Title: Accessible Course Redesign: A Choose your Own Adventure First Year Chemistry Program
Abstract: Teaching introductory chemistry is a challenge – handing large enrollments, acknowledging our diverse population, closing gaps in incoming knowledge, and having desire to support students who are struggling while inspiring those who are thriving has meant that the First Year Chemistry Program at Dalhousie University has had to evolve. With an emphasis on developing an “accessible” course (one of the foundational pillars of many Equity, Diversity and Inclusion initiatives), we have shifted from a traditional style-lecture based course to an intentionally hy-flex model, allowing students to choose the best mode of delivery of the course that works for them, their learning preferences and their out-of-class life commitments. This so called “Choose your own Adventure” class leans heavily on evidence backed pedagogies including Universal Design for Learning, flipped Learning, “ungrading” practices (specifically specifications grading), gamification/game-based learning and Bloom’s model of skills mastery. In this talk, I hope to provide a rationale for why our course has progressed in this way, how it was developed and give a candid snapshot of the challenges that have been faced along with how we are addressing those issues.

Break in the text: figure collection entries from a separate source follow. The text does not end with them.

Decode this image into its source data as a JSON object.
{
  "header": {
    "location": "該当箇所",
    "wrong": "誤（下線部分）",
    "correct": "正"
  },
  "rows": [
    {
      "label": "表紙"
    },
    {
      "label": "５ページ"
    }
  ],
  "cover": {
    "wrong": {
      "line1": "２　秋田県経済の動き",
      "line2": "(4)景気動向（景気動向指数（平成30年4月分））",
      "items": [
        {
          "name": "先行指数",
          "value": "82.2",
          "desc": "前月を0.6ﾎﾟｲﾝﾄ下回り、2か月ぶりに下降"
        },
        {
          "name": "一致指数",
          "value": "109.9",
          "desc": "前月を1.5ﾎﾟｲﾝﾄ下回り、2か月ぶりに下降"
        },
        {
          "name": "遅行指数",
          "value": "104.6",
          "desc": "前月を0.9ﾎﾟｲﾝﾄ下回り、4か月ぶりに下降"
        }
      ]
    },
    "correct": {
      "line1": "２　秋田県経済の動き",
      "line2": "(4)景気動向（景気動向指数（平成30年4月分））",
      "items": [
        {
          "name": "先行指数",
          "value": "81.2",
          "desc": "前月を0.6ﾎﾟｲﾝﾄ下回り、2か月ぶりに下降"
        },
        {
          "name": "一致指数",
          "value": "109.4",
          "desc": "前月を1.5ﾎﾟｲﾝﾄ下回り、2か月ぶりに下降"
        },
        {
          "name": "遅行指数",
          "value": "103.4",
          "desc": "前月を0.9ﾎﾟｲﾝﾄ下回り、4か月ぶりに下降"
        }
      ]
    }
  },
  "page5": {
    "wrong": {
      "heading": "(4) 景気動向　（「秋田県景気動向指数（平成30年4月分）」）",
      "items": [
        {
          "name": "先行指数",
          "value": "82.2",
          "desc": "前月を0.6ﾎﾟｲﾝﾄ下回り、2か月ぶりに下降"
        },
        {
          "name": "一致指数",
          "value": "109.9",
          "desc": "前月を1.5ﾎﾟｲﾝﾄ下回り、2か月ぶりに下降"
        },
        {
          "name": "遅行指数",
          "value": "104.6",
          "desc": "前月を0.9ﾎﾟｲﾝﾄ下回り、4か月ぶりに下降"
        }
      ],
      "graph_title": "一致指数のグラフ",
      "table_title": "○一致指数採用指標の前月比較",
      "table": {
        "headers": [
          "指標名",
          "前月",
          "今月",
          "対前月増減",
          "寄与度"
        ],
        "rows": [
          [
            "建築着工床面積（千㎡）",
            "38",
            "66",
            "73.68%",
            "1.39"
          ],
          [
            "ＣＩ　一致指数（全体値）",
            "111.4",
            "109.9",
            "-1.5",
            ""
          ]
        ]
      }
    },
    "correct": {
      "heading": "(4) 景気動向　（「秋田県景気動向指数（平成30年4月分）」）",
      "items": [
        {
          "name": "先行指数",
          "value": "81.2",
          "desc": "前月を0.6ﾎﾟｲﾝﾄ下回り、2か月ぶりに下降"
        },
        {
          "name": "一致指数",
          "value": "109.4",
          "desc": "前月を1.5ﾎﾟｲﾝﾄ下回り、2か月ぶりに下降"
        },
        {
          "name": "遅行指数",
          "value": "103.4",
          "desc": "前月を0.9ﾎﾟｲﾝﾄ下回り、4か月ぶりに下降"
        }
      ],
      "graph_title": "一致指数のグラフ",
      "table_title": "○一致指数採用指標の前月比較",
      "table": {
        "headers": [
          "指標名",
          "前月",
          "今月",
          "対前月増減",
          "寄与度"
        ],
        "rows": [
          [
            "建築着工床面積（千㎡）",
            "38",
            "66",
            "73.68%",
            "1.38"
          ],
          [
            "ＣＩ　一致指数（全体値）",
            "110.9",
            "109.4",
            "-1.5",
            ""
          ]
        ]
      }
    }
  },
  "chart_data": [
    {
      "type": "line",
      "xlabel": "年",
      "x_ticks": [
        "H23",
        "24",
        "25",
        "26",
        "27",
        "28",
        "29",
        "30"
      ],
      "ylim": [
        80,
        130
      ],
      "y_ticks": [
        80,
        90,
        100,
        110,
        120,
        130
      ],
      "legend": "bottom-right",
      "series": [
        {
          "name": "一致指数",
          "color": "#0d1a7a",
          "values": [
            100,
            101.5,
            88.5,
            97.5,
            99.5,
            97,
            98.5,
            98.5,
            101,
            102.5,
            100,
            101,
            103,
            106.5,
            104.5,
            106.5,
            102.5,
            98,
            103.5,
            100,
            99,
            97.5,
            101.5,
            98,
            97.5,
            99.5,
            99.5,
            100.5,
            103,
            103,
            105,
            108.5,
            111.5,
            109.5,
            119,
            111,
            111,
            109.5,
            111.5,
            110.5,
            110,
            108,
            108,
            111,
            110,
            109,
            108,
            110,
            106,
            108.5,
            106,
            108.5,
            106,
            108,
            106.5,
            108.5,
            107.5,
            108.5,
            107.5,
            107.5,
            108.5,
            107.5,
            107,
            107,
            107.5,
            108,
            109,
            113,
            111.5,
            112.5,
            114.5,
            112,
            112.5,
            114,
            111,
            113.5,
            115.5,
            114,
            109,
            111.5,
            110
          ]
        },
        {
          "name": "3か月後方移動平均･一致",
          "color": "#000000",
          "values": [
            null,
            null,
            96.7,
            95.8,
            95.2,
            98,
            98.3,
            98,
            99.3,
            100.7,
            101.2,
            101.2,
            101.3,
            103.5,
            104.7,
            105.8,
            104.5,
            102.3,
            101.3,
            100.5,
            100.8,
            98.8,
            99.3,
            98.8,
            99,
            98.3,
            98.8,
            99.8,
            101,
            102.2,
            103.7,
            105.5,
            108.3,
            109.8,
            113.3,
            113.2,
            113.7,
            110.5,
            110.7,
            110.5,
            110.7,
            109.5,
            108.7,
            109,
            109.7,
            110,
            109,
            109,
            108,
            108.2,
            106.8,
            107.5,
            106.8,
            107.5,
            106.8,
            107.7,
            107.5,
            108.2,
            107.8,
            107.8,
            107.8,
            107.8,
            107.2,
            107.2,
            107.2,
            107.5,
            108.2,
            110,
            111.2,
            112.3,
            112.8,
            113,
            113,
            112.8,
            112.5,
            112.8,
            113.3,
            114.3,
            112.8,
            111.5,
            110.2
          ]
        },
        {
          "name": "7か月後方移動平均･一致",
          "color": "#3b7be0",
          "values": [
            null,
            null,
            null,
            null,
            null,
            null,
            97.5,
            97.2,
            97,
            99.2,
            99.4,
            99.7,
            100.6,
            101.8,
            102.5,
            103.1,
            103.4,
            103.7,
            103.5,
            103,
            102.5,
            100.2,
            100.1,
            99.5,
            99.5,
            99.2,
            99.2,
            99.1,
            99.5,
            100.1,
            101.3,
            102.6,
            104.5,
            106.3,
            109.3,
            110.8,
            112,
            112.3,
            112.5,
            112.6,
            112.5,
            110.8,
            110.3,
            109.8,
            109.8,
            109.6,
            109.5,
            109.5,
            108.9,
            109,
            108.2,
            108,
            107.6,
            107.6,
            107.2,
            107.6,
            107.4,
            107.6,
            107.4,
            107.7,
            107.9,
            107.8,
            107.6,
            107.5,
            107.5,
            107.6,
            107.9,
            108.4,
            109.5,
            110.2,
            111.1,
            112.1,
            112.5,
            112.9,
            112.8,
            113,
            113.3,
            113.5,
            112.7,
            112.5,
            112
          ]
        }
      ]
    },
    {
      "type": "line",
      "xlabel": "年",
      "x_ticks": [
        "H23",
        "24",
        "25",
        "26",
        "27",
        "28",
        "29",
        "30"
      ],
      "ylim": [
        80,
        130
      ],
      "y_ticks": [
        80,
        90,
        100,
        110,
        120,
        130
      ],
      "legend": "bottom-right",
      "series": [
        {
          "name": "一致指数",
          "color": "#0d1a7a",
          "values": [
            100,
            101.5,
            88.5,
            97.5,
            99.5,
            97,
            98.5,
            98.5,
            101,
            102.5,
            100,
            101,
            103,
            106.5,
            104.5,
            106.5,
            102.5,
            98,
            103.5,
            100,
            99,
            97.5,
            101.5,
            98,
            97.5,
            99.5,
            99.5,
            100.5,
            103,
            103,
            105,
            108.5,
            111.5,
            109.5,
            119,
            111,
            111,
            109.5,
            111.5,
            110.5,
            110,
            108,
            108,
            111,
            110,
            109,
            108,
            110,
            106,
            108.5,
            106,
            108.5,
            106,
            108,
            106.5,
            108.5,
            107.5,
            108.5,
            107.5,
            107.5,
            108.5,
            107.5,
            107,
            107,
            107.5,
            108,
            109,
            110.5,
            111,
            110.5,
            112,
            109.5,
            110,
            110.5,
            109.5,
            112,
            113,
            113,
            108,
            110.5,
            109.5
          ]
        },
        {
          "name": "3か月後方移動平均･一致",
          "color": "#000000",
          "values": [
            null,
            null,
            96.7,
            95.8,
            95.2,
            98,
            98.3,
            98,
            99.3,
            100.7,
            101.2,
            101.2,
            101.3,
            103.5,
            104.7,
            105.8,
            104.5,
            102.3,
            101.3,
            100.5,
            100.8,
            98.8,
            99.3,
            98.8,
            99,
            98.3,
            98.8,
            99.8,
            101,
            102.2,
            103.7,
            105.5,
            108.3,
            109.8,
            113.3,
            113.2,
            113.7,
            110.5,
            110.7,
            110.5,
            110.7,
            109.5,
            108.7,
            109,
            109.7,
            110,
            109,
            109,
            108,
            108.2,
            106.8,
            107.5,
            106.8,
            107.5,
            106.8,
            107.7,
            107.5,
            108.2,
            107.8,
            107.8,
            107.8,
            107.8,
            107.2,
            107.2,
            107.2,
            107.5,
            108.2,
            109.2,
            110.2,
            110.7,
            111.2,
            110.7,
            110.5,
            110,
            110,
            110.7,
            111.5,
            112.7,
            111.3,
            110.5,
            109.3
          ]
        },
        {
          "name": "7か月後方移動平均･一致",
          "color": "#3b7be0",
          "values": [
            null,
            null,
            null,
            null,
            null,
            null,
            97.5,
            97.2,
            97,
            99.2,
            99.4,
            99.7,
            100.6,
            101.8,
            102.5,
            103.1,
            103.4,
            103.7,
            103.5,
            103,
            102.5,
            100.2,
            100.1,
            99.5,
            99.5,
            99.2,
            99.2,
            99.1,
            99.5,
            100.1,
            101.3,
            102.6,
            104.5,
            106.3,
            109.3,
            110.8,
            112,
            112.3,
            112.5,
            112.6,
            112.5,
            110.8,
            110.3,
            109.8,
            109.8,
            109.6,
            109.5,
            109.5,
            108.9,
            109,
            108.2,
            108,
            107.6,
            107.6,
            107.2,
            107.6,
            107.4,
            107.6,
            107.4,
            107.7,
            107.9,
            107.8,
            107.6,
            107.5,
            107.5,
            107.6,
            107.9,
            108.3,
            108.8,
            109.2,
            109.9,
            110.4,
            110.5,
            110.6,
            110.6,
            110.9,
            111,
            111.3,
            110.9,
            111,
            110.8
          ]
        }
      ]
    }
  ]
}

Bio: Dr. Angela Crane (she/her) is a Senior Instructor in the Department of Chemistry at Dalhousie University. Here she acts as the First Year Chemistry Program Coordinator which sees an overall annual enrollment of 1600+ students. During her 6 years at Dalhousie, Angela has transformed the already customized “Concepts in Chemistry” program from a traditional lecture-based class to a more immersive experience. In teaching, her focusses are learning-centric practices such as Universal Design, flipped learning, alternative assessments and gamification/game-based learning and how to apply these pedagogies to a high enrollment, multi-section, diverse class. Angela’s accomplishments in this course redesign have been widely recognized at Dalhousie through 4 separate Dalhousie Legacy Awards for University-wide Teaching Excellence (most recently with the Early Career Faculty Award for Teaching Excellence in 2022) and nationally through a 2022 D2L Innovation Award in Teaching and Learning from the Society for Teaching and Learning in Higher Education (STLHE).